Gaboon vipers are very large vipers reaching 3.9 to 7.2 feet (1.2 to 2.2 m) in length as adults and weighing up to 22 pounds (10 kg). Their coloration is cryptic and allows them to camouflage in leaf litter.
This species envenomates their prey with 2-inch long (5 cm) fangs. Their venom contains hemotoxins and neurotoxins.

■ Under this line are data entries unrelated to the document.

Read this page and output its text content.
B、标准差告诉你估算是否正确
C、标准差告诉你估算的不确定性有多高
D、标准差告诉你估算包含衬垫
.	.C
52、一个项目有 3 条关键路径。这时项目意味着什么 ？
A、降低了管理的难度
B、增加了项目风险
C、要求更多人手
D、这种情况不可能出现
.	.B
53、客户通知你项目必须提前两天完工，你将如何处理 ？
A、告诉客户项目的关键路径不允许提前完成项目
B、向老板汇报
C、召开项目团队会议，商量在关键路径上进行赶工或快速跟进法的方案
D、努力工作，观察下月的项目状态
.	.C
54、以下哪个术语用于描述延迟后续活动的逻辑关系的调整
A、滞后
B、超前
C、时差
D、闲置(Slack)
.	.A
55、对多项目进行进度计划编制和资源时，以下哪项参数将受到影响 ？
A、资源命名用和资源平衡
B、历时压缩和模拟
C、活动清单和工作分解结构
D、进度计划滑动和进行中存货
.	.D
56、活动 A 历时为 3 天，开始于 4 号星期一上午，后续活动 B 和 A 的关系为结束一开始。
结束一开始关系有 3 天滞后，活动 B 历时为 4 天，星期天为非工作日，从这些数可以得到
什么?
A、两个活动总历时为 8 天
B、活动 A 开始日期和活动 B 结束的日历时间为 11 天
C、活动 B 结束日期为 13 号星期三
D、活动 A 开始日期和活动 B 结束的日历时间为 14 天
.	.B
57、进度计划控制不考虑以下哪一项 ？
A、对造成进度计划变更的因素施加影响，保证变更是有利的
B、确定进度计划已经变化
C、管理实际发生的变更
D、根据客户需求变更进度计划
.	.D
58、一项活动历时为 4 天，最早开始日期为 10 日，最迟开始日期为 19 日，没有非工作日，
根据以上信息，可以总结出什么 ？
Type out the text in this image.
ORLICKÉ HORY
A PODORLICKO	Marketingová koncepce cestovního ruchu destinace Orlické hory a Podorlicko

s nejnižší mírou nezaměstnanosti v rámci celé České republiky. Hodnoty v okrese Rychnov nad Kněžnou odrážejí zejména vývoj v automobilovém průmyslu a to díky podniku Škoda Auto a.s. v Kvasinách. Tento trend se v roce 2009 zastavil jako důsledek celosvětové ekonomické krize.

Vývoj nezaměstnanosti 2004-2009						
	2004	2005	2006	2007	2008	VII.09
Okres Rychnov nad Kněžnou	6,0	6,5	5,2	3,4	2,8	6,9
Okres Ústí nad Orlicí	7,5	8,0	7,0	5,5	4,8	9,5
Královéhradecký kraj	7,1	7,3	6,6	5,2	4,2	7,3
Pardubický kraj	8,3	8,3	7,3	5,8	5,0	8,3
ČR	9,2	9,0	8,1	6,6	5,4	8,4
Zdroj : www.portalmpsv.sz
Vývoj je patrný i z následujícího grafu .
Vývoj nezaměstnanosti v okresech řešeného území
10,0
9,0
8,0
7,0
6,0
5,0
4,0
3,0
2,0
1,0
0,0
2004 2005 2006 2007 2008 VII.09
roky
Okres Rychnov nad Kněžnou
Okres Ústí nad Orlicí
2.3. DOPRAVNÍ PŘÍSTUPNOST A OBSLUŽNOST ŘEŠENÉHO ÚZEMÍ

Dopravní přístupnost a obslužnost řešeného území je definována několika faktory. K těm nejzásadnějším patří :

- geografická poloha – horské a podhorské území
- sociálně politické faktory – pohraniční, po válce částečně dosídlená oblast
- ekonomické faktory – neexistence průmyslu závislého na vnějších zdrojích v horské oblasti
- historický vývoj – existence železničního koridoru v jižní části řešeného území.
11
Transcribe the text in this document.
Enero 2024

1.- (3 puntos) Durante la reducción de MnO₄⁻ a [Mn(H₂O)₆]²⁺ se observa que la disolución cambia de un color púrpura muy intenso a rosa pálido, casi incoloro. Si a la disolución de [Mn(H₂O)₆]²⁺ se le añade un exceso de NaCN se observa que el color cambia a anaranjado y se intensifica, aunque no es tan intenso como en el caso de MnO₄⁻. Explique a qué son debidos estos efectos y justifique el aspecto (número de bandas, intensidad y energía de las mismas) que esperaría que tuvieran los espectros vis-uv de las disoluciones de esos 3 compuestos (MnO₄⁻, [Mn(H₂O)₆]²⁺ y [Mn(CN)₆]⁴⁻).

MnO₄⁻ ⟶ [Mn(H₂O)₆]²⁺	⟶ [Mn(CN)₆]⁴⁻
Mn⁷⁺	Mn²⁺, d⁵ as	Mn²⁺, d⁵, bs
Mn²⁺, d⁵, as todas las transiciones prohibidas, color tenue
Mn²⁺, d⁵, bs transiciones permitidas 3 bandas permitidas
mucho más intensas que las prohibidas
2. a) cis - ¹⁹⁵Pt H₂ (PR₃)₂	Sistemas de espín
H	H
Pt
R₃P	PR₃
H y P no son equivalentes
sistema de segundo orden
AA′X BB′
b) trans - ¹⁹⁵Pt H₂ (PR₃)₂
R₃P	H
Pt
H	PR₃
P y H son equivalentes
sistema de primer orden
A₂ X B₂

Gaboon vipers are solitary and only come together for mating purposes. They can communicate through chemical signals, visual signals, and by detecting and emitting vibrations. If provoked they will produce a loud hissing sound or will bite the offender delivering a deadly dose of venom, however, this is a relatively docile species that rarely bite people. They are nocturnal animals that become active after the sunsets.
Distribution and Habitat
Gaboon vipers are found in low-altitude rainforest and tropical forests throughout central and western Africa.
Bitis rhinoceros has been observed in Côte d'Ivoire, Ghana, Guinea, Liberia, Sierra Leone, and Togo.
Bitis gabonica has been observed in Cameroon, Central African Republic, the Congo, Gabon, Ghana, Malawi, Mozambique, Nigeria, South Africa, South Sudan, Tanzania, Togo, Uganda, West, Zambia, and Zimbabwe.
They are a terrestrial species that hide amongst leaf litter.
In the Wild
Gaboon vipers are ambush predators; they lie in wait amongst leaf litter and wait for prey to pass by. They kill their prey through envenomation. Most of their diet consists of small mammals, ground-dwelling birds, and amphibians. There are reports of them eating larger prey, including giant rats, brush-tailed porcupines, and royal antelopes.
Gaboon vipers do well on a pre-killed or frozen/thawed rodent-based diet, with occasional supplements of chicken or quail.
Gaboon vipers mate every two to three years between the months of September and December, which is the rainy season in Africa. Gaboon vipers do not lay eggs, instead, they are viviparous. After a seven-month gestation period, the female gives birth to 20 to 50 offspring. Hatchlings are 9 to 14 inches (22.9 to 35.6 cm) in length, they are fully independent and do not require any parental care.
Genus/species: Bitis rhinoceros (West African Gaboon Viper)
Genus/species: Bitis gabonica (East African Gaboon Viper)
Least Concern (LC)
This species was evaluated as a species of Least Concern as of a 2012 IUCN assessment.
Many of the gaboon vipers in the reptile-hobby have been taken from the wild or farm-raised. The process of importing this species can be very dangerous for the animals and many of them die in transit to European and North American markets. Other threats include deforestation and forest degradation.
In captivity, gaboon vipers have been recorded living up to 18 years.
Enclosure: Many people keep gaboon vipers in an 8 square foot enclosure (2.44 m2) 4-foot x 2-foot x 2-foot (122 cm x 61 cm x 61 cm) enclosure, but larger enclosures are preferred.
Substrate and Decor: They can be housed on cypress bedding, a soil mixture, aspen shavings, newspaper, or paper towels. A hide box, wood, and leaf litter should be offered.
Lighting: These animals are nocturnal so they do not require UVB lighting, however, some sort of daytime lighting should be used to keep their “internal clocks” in order.
Temperature: Enclosures should be set up to create a heat gradient – ambient temperature should be one side of the enclosure should be 81 to 86 degrees Fahrenheit (27.2 to 30 ℃) and the cooler side should be about 76 degrees Fahrenheit (24.4 ℃). The basking spot should be 92 to 95 degrees Fahrenheit (33.3 to 35 ℃). Temperatures should be dropped 10 degrees Fahrenheit (5.6 ℃) at nighttime. Heating can be accomplished with an appropriately sized radiant heat panel (RHP) or ceramic heat emitter (CHE), alternatively, heat tape or heat pads can be used. Thermostats should be used for any heating device to prevent burns.
Humidity and Water: Humidity should be between 75% to 85%, installing ventilation fans on the enclosure helps to prevent respiratory infections. Many gaboon vipers are wild-caught and refuse to drink from still water, sometimes they must be offered moving water, or they can die from dehydration.